Our problem is that occasionally one of the client machines "loses" one
or more directory entries, leading a sub-gmake to give messages such as
"entering unknown directory" "getcwd failed()", etc. When I do an ls of
the directory on the server and compare it with an ls from the client,
sure enough, that directory is missing on the client. I can clear this
problem up by catting a bunch of stuff (something much bigger than the
disk cache) to /dev/null on the client; after that, all the entries
magically reappear (only to magically disappear at some later, equally
inconvenient time). It *seems* to happen more often when there is more
load on the machines, but that hasn't been quantified.

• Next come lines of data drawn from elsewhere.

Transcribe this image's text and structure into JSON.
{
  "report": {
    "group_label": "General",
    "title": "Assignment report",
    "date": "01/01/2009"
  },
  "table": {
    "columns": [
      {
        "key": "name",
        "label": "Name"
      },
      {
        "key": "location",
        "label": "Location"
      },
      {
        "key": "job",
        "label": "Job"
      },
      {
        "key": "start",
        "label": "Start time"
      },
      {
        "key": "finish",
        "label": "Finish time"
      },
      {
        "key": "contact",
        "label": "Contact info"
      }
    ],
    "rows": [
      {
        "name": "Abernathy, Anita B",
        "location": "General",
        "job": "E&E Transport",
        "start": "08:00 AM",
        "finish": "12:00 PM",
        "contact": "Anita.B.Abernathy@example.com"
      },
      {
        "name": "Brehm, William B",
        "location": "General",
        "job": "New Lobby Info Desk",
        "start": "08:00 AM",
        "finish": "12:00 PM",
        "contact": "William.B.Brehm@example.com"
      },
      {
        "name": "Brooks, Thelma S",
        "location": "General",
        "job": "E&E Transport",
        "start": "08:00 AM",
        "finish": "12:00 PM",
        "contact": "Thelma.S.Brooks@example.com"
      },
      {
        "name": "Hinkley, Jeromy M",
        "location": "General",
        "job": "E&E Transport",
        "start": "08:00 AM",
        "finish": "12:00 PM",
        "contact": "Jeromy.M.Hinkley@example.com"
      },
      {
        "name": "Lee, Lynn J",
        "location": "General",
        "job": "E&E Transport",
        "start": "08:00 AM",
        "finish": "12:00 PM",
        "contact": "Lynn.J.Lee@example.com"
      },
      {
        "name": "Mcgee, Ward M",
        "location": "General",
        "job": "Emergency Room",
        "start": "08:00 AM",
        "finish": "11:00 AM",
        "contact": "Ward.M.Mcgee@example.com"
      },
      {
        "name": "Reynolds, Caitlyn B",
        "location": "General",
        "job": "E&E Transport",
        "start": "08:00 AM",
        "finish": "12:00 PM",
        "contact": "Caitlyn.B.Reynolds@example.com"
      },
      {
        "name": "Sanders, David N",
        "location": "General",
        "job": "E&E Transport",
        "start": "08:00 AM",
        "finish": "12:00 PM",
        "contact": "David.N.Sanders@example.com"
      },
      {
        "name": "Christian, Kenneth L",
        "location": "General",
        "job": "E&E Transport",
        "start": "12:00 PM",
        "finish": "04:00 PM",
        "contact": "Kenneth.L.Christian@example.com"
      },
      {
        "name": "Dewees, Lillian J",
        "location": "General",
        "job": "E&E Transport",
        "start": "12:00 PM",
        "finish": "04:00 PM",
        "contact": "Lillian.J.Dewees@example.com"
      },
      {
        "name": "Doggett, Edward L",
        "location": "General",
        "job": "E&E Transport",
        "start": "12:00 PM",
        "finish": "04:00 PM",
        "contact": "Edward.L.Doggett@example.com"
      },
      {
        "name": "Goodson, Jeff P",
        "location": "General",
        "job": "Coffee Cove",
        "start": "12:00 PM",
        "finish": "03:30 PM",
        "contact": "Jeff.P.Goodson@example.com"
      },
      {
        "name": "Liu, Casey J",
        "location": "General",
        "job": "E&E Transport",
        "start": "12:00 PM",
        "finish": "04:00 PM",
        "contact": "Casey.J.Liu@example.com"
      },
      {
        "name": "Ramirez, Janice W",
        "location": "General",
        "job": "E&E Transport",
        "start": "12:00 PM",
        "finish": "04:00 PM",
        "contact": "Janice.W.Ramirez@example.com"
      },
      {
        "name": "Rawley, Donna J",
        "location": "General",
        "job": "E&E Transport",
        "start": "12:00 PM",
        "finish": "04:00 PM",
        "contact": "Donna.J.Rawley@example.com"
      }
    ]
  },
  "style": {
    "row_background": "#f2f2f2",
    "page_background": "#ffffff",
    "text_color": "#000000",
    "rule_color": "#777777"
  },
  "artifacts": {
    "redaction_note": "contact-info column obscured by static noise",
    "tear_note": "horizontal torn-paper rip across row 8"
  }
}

All our machine are configured with 

     options		"NMBCLUSTERS=1536"
     options		"NBUF=4096"
     options		"BUFPAGES=4096"
     options		DFLDSIZ=67108864	# initial data size limit
     options		EXTMEM_SIZE=130048	# size of extended memory

This gives us about a 16MB disk cache.

Has anyone else seen this problem? Could it be caused by our
artificially large cache? Any other suggestions? Is there maybe some
other parameter I need to bump up?

I haven't yet verified whether or not this is a client-side or server
side problem, nor whether upgrading to 1.2G fixes it (these are
production machines, and I'm a bit skittish about upgrading (especially
the servers) until there is an official release).

BTW, I thought the "double directory entry" problem had been fixed in
-current, but I still see it in the 1.2G client (which is using the
August 15 snapshot). What's up with this?